Is there a proper or better way to order multiple handle/handle_path directives?

I’m currently configuring caddy and need to utilize multiple handle and handle path directives. I believe (haven’t tested yet) both of these work, but curious which is better (if one is better than the other)

Option 1: default handle, then paths nested inside with a catchall at the end:

http://{{ domain }}, https://{{ domain }} {
        log {
                output stdout
        }
        @websockets {
                header Connection *Upgrade*
                header Upgrade websocket
        }
        handle {
                handle_path /rest* {
                        reverse_proxy 127.0.0.1:{{ rpc_port }} {
                                header_up Host localhost
                        }
                }
                handle_path /grpc* {
                        reverse_proxy 127.0.0.1:{{ rpc_port }} {
                                header_up Host localhost
                        }
                }
                handle /websocket {
                        reverse_proxy @websockets 127.0.0.1:{{ ws_port }} {
                                header_up Host localhost
                        }
                }
                handle {
                        reverse_proxy 127.0.0.1:{{ rpc_port }} {
                                header_up Host localhost
                        }
                        reverse_proxy @websockets 127.0.0.1:{{ ws_port }} {
                                header_up Host localhost
                        }
                }
        }
}

Option 2: individual handle/handle_paths and the catchall at the end:

http://{{ domain }}, https://{{ domain }} {
        log {
                output stdout
        }
        @websockets {
                header Connection *Upgrade*
                header Upgrade websocket
        }
        handle_path /rest* {
                reverse_proxy 127.0.0.1:{{ rpc_port }} {
                        header_up Host localhost
                }
        }
        handle_path /grpc* {
                reverse_proxy 127.0.0.1:{{ rpc_port }} {
                        header_up Host localhost
                }
        }
        handle /websocket {
                reverse_proxy @websockets 127.0.0.1:{{ ws_port }} {
                        header_up Host localhost
                }
        }
        handle {
                reverse_proxy 127.0.0.1:{{ rpc_port }} {
                        header_up Host localhost
                }
                reverse_proxy @websockets 127.0.0.1:{{ ws_port }} {
                        header_up Host localhost
                }
        }
}

This is actually a bit of a trick question! The order of your handle and handle_path directives actually (mostly) doesn’t matter. Only the nesting does.
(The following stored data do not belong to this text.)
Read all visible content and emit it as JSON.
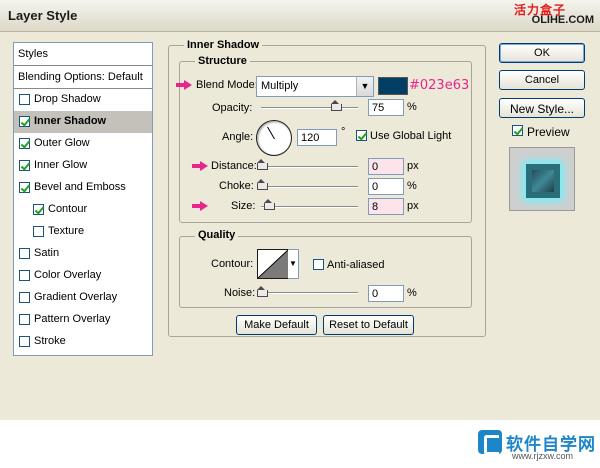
{
  "window": {
    "title": "Layer Style",
    "watermark_cn": "活力盒子",
    "watermark_en": "OLIHE.COM"
  },
  "styles_panel": {
    "header": "Styles",
    "blending": "Blending Options: Default",
    "items": [
      {
        "label": "Drop Shadow",
        "checked": false
      },
      {
        "label": "Inner Shadow",
        "checked": true,
        "selected": true
      },
      {
        "label": "Outer Glow",
        "checked": true
      },
      {
        "label": "Inner Glow",
        "checked": true
      },
      {
        "label": "Bevel and Emboss",
        "checked": true
      },
      {
        "label": "Contour",
        "checked": true,
        "sub": true
      },
      {
        "label": "Texture",
        "checked": false,
        "sub": true
      },
      {
        "label": "Satin",
        "checked": false
      },
      {
        "label": "Color Overlay",
        "checked": false
      },
      {
        "label": "Gradient Overlay",
        "checked": false
      },
      {
        "label": "Pattern Overlay",
        "checked": false
      },
      {
        "label": "Stroke",
        "checked": false
      }
    ]
  },
  "inner_shadow": {
    "title": "Inner Shadow",
    "structure": {
      "title": "Structure",
      "blend_mode_label": "Blend Mode:",
      "blend_mode_value": "Multiply",
      "color": "#023e63",
      "color_hex_note": "#023e63",
      "opacity_label": "Opacity:",
      "opacity_value": "75",
      "opacity_unit": "%",
      "opacity_level": 0.75,
      "angle_label": "Angle:",
      "angle_value": "120",
      "angle_unit": "°",
      "global_light_label": "Use Global Light",
      "global_light_checked": true,
      "distance_label": "Distance:",
      "distance_value": "0",
      "distance_unit": "px",
      "choke_label": "Choke:",
      "choke_value": "0",
      "choke_unit": "%",
      "size_label": "Size:",
      "size_value": "8",
      "size_unit": "px"
    },
    "quality": {
      "title": "Quality",
      "contour_label": "Contour:",
      "anti_aliased_label": "Anti-aliased",
      "anti_aliased_checked": false,
      "noise_label": "Noise:",
      "noise_value": "0",
      "noise_unit": "%"
    },
    "make_default": "Make Default",
    "reset_default": "Reset to Default"
  },
  "side_buttons": {
    "ok": "OK",
    "cancel": "Cancel",
    "new_style": "New Style...",
    "preview_label": "Preview",
    "preview_checked": true
  },
  "footer_logo": {
    "cn": "软件自学网",
    "url": "www.rjzxw.com"
  },
  "colors": {
    "accent_pink": "#e8258a",
    "shadow_color": "#023e63",
    "glow": "#6cf3ff"
  }
}
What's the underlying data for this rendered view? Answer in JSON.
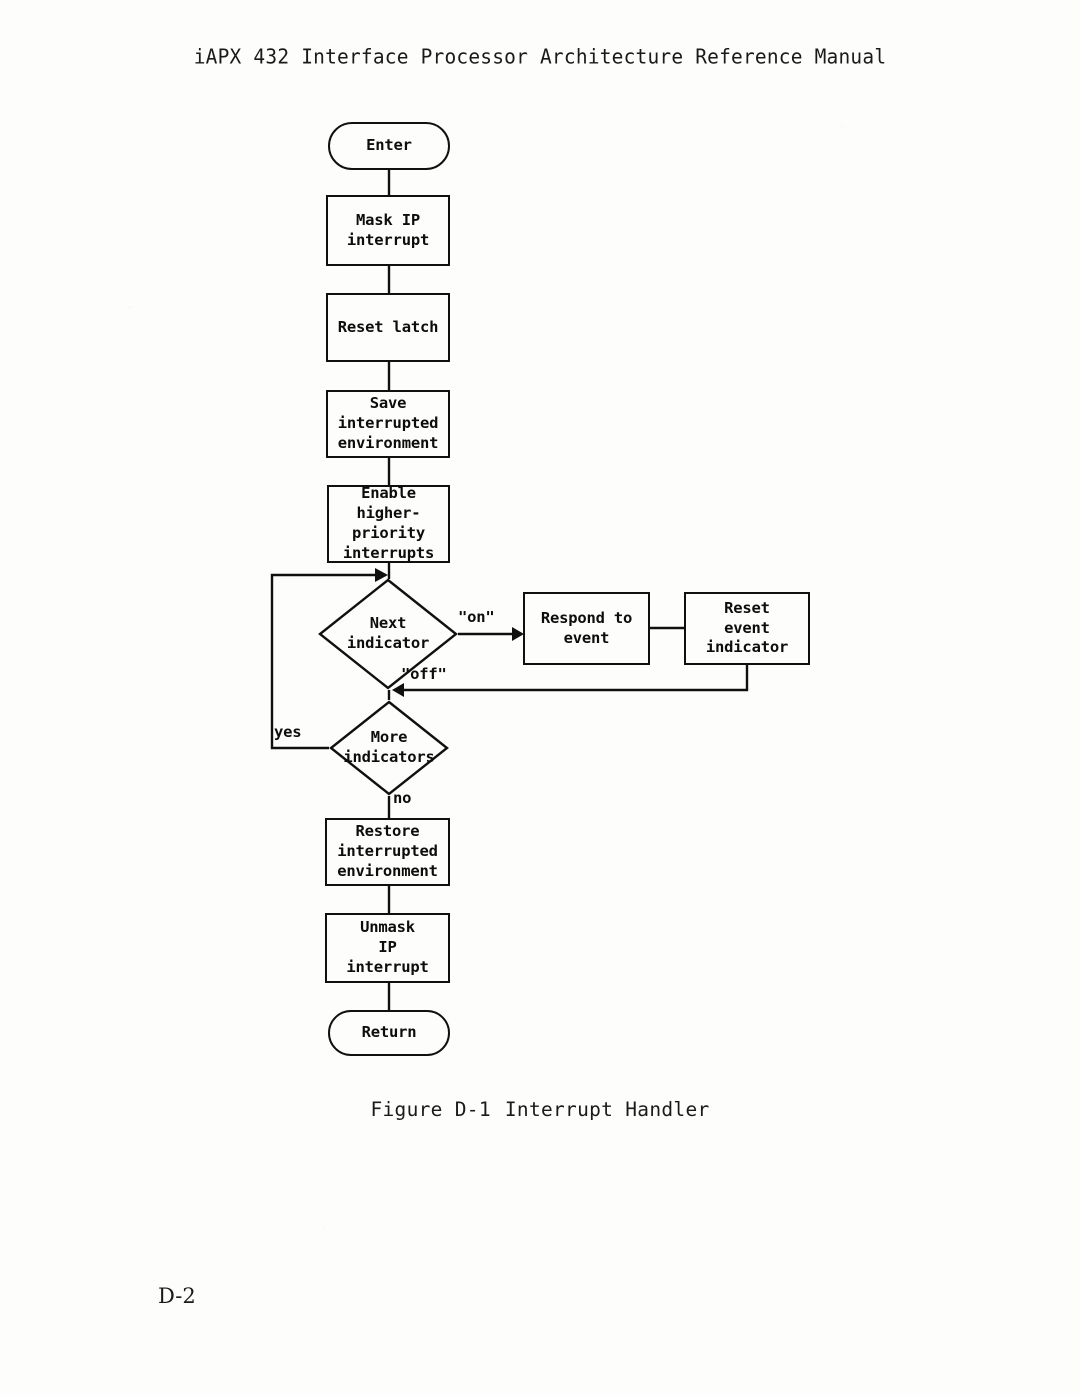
{
  "page": {
    "running_head": "iAPX 432 Interface Processor Architecture Reference Manual",
    "folio": "D-2",
    "background_color": "#fdfdfb",
    "ink_color": "#101010"
  },
  "figure": {
    "caption_number": "Figure D-1",
    "caption_title": "Interrupt Handler"
  },
  "chart_data": {
    "type": "diagram",
    "title": "Interrupt Handler",
    "nodes": [
      {
        "id": "enter",
        "shape": "terminal",
        "label": "Enter"
      },
      {
        "id": "mask",
        "shape": "process",
        "label": "Mask IP\ninterrupt"
      },
      {
        "id": "reset_latch",
        "shape": "process",
        "label": "Reset latch"
      },
      {
        "id": "save_env",
        "shape": "process",
        "label": "Save\ninterrupted\nenvironment"
      },
      {
        "id": "enable_higher",
        "shape": "process",
        "label": "Enable\nhigher-\npriority\ninterrupts"
      },
      {
        "id": "next_indicator",
        "shape": "decision",
        "label": "Next\nindicator"
      },
      {
        "id": "respond",
        "shape": "process",
        "label": "Respond to\nevent"
      },
      {
        "id": "reset_event",
        "shape": "process",
        "label": "Reset\nevent\nindicator"
      },
      {
        "id": "more_indicators",
        "shape": "decision",
        "label": "More\nindicators"
      },
      {
        "id": "restore_env",
        "shape": "process",
        "label": "Restore\ninterrupted\nenvironment"
      },
      {
        "id": "unmask",
        "shape": "process",
        "label": "Unmask\nIP\ninterrupt"
      },
      {
        "id": "return",
        "shape": "terminal",
        "label": "Return"
      }
    ],
    "edges": [
      {
        "from": "enter",
        "to": "mask",
        "label": ""
      },
      {
        "from": "mask",
        "to": "reset_latch",
        "label": ""
      },
      {
        "from": "reset_latch",
        "to": "save_env",
        "label": ""
      },
      {
        "from": "save_env",
        "to": "enable_higher",
        "label": ""
      },
      {
        "from": "enable_higher",
        "to": "next_indicator",
        "label": ""
      },
      {
        "from": "next_indicator",
        "to": "respond",
        "label": "\"on\""
      },
      {
        "from": "respond",
        "to": "reset_event",
        "label": ""
      },
      {
        "from": "reset_event",
        "to": "more_indicators",
        "label": ""
      },
      {
        "from": "next_indicator",
        "to": "more_indicators",
        "label": "\"off\""
      },
      {
        "from": "more_indicators",
        "to": "next_indicator",
        "label": "yes"
      },
      {
        "from": "more_indicators",
        "to": "restore_env",
        "label": "no"
      },
      {
        "from": "restore_env",
        "to": "unmask",
        "label": ""
      },
      {
        "from": "unmask",
        "to": "return",
        "label": ""
      }
    ],
    "edge_labels": {
      "on": "\"on\"",
      "off": "\"off\"",
      "yes": "yes",
      "no": "no"
    }
  }
}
Your first option simply groups all your handles under one first level handle, which isn’t strictly necessary, but doesn’t cause any harm and you might prefer for config organisation purposes.

Generally speaking, the order you write most Caddy config doesn’t actually matter because the Caddyfile directive order dictates how modules are laid out when the config is adapted to Caddy’s native JSON.

Check out specifically the part about the Caddyfile sorting algorithm where it goes into detail about exactly how things get processed by default.

In your case, with respect to handle and handle_path (which as a unique case are two “directives” which are evaluated with identical priority), these are sorted by path specificity - which is to say that that the longest path is evaluated first. After all specific path matchers are exhausted from longest to shortest, any non-path (i.e. named) matchers are checked - amusingly as the exception to the rule of thumb above, in the order they’re specified in the Caddyfile. The handle without a matcher goes last.

If you want to have manual control over the ordering of directives, which can be useful sometimes, you would want a route, and you can refer to the sorting algorithm section of the Directives doc to see the full logic used for all the above.

1 Like

Thanks and good to know a bit more about this. In this case, I don’t think ordering will really matter since everything will actually have a request matcher but I’ll keep route in mind for future use cases where order matters.